I recently took a trip to London with my son, and was waiting at a bus stop to catch a number 10. I noticed that the bus stop gave me the amount of time I would need to wait. Great KPI! I only have to wait 2 minutes for the next number 10.
But then 2 minutes came and went.
And another 2 minutes.
Then another 10 minutes.
Finally, the bus showed up 15 minutes later than the board had suggested. How could the computer have got it so wrong?
We need valuable information
The information I was reviewing at this London bus stop was not valuable. It gave me false information – which could not be relied on. How many times have you seen data or information in your organisation which has a similar profile. How many times have you made decisions on bad KPIs such as this, which have caused you and your organisation issues?
Be bold. If you are responsible for producing data or information, make sure it is valuable and correct. If it is not, stop doing it.
Find the right metric
I have a theory about the bus data.
The buses are all fitted with GPS systems, so the central computer always knows where they are in London. Therefore the computer know how far away the bus is from each stop on the route (distance).

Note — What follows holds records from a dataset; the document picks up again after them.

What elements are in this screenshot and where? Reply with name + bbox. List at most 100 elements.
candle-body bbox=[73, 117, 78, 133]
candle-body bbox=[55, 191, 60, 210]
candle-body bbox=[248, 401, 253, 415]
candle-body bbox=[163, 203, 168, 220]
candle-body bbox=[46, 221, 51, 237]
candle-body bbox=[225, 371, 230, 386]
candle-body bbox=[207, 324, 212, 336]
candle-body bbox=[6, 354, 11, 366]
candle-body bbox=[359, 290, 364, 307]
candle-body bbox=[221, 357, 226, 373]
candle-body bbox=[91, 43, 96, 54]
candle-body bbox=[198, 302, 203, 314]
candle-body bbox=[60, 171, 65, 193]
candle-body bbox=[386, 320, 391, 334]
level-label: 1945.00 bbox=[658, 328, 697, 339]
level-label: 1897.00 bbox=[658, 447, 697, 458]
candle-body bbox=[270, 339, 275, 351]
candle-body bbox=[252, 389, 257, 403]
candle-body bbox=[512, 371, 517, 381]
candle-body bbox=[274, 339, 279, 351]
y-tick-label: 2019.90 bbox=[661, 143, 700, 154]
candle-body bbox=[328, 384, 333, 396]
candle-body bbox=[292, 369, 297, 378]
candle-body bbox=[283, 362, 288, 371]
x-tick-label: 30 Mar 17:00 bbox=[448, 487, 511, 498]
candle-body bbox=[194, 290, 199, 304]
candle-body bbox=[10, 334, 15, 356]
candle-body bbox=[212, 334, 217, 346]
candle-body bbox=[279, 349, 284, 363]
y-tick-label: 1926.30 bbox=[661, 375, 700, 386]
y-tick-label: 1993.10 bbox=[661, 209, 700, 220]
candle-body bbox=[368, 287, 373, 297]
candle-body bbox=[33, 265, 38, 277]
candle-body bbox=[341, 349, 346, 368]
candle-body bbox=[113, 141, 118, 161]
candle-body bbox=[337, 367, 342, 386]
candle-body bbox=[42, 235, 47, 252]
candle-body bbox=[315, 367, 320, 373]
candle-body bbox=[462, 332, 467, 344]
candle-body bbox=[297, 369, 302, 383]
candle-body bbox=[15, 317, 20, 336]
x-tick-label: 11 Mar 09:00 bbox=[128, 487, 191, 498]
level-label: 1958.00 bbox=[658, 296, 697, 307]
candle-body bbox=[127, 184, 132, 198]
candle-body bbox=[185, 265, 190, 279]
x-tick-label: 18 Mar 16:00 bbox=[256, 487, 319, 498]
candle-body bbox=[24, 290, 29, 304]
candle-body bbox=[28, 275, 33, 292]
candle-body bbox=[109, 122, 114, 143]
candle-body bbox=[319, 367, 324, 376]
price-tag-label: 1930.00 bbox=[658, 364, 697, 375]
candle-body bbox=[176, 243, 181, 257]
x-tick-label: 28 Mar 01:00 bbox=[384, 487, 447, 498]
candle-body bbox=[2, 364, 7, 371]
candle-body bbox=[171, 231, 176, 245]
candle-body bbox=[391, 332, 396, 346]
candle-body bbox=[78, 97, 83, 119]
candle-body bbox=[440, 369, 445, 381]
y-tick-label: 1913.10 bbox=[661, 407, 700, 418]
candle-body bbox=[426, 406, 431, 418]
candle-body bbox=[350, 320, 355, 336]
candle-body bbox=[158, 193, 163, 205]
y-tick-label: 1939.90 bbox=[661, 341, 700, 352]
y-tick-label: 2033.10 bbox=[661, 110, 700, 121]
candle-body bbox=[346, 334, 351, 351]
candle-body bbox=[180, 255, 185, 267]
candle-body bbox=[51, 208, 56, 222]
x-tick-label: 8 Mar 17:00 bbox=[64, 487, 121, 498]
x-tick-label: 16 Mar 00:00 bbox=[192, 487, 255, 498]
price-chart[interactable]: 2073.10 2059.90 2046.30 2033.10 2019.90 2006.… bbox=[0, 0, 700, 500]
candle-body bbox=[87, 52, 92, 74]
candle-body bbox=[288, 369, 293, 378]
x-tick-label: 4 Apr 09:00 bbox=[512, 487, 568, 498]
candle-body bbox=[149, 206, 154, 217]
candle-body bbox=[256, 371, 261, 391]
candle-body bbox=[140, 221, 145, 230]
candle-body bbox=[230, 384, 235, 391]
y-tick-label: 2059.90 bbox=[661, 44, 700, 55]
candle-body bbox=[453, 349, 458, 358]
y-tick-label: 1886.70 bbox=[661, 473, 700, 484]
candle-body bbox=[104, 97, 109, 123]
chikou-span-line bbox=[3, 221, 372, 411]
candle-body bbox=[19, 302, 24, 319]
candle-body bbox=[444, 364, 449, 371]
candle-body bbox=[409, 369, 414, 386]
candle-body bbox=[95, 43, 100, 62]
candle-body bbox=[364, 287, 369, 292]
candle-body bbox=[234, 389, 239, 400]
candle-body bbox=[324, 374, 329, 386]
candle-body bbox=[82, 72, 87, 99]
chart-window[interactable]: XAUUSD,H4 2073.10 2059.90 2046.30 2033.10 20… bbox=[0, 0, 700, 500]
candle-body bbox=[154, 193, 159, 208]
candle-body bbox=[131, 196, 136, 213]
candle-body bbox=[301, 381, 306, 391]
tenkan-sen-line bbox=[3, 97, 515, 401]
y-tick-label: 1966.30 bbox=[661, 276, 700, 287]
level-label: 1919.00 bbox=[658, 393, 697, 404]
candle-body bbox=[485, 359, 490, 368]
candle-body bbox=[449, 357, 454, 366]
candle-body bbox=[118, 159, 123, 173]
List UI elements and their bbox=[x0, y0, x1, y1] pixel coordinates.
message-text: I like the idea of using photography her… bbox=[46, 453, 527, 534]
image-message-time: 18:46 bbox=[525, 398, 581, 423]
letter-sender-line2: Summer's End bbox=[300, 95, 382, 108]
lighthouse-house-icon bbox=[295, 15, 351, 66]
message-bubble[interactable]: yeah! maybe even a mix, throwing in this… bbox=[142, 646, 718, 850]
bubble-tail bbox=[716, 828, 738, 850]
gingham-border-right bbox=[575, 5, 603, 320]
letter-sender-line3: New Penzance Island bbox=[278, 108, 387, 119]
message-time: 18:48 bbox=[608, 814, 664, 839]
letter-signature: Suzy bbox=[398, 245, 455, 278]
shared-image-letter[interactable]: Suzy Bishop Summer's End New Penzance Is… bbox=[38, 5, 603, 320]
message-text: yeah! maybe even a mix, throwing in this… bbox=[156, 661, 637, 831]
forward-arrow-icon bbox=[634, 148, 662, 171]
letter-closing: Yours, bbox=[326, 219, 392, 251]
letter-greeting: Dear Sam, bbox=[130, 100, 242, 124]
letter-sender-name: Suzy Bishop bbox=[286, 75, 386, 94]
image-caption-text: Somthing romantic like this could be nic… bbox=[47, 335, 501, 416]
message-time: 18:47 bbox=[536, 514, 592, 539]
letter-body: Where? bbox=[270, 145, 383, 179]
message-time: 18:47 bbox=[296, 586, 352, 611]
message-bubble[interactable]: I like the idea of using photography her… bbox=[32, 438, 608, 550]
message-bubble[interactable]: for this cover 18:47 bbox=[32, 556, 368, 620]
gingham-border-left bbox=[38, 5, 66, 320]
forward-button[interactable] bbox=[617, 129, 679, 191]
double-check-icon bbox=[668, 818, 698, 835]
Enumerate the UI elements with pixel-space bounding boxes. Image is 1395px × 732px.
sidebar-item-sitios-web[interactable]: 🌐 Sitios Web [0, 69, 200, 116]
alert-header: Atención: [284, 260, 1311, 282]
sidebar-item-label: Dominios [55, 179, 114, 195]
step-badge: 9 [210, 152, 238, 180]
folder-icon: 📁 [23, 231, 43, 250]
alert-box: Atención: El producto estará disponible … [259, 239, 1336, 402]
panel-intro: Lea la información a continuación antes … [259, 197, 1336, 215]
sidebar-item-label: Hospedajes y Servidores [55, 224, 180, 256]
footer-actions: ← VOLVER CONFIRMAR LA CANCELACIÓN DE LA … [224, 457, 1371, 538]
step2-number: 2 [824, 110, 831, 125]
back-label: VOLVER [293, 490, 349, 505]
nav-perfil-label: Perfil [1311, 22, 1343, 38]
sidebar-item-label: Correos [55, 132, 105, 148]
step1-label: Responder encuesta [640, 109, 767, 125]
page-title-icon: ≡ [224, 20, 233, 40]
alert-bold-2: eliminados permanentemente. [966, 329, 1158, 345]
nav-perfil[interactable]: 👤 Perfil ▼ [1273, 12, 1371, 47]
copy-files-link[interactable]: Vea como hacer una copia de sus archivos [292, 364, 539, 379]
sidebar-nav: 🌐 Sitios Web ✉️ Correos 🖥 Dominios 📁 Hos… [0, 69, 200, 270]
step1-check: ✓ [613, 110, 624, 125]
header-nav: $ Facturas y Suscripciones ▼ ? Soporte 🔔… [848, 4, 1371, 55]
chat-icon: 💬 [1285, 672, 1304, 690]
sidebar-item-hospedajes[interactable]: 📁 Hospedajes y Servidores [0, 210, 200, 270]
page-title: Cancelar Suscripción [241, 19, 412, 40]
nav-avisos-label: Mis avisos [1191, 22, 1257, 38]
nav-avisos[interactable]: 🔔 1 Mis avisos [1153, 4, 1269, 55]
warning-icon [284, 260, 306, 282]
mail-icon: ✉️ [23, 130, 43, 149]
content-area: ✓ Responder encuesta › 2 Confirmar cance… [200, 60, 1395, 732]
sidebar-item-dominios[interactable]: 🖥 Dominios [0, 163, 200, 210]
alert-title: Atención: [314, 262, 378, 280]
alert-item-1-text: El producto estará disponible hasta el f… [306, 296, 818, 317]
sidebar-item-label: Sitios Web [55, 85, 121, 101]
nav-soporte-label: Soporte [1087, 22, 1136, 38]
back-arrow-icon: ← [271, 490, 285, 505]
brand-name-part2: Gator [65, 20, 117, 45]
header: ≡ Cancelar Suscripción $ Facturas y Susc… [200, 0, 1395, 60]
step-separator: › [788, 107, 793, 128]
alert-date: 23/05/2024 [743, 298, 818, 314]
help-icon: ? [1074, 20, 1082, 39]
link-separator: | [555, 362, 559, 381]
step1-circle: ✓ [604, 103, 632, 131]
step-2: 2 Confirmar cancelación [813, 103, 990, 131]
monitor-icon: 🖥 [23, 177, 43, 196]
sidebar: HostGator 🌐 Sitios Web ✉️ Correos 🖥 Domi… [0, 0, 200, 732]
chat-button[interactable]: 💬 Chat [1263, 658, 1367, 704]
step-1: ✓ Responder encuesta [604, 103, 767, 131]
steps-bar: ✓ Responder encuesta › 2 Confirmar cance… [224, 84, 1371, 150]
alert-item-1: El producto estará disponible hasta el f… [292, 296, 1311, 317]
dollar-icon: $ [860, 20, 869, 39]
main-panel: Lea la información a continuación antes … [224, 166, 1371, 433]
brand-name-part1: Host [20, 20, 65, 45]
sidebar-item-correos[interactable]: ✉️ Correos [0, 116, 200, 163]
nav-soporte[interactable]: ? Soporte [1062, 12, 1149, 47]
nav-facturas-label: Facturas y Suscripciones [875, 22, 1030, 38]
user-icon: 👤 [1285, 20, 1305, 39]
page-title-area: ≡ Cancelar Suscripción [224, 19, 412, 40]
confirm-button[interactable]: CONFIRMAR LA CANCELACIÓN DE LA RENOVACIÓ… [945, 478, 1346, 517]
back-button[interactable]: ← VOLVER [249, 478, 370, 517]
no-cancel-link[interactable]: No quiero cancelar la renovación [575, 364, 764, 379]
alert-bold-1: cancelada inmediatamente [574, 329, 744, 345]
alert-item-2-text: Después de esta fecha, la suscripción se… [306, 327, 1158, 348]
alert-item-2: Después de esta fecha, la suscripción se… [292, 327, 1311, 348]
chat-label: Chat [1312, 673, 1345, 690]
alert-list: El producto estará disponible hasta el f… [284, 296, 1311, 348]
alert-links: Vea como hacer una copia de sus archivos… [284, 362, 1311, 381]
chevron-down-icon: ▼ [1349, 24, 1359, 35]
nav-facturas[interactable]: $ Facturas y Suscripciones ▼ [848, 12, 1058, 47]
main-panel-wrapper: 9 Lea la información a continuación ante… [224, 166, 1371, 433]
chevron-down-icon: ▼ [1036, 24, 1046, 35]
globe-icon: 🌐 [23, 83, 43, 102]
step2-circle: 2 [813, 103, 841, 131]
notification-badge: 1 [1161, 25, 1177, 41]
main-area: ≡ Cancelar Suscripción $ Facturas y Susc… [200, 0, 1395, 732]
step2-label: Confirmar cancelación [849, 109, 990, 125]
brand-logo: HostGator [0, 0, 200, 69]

The system then uses the average speed of a london bus is used to convert distance into time (time = distance / speed). So when I’m sitting in Oxford Circus with my son (probably the slowest road in London), this formula is far too ambitious. In other areas with faster roads, perhaps the buses arrive sooner.
So what is the right metric? I would give the customers the distance of the next bus, in kilometres or miles. So for example, rather than seeing 2 mins, you would see 0.4km. As I sit at the bus stop, I feel comforted that a bus is coming, although I can see that the road is very very slow. As the distance reduces, I get a feel of when the bus is coming, which is never wrong. This is a valuable metric which keeps my expectations managed.
If you reflect on this example, and apply it to your organisation, can you think of any similar examples?
As a finance reporting professional, I feel that often too much focus is placed on EBITA variances to the month, or year to date. These historic figures only tell you what happened, not what is going to happen.
My favourite KPI is distance to go (DTG) Vs. prior year. This shows you the future remaining months in your EBITA forecast, Vs. the same period in the prior year. Even in rapidly changing businesses I find this KPI gives me really strong insight into the likelihood of what we think is going to happen. It also highlights errors in forecasting, or ‘sandbagging’ (hiding of upsides from prior months in the final month).
Do you have any examples that spring to mind?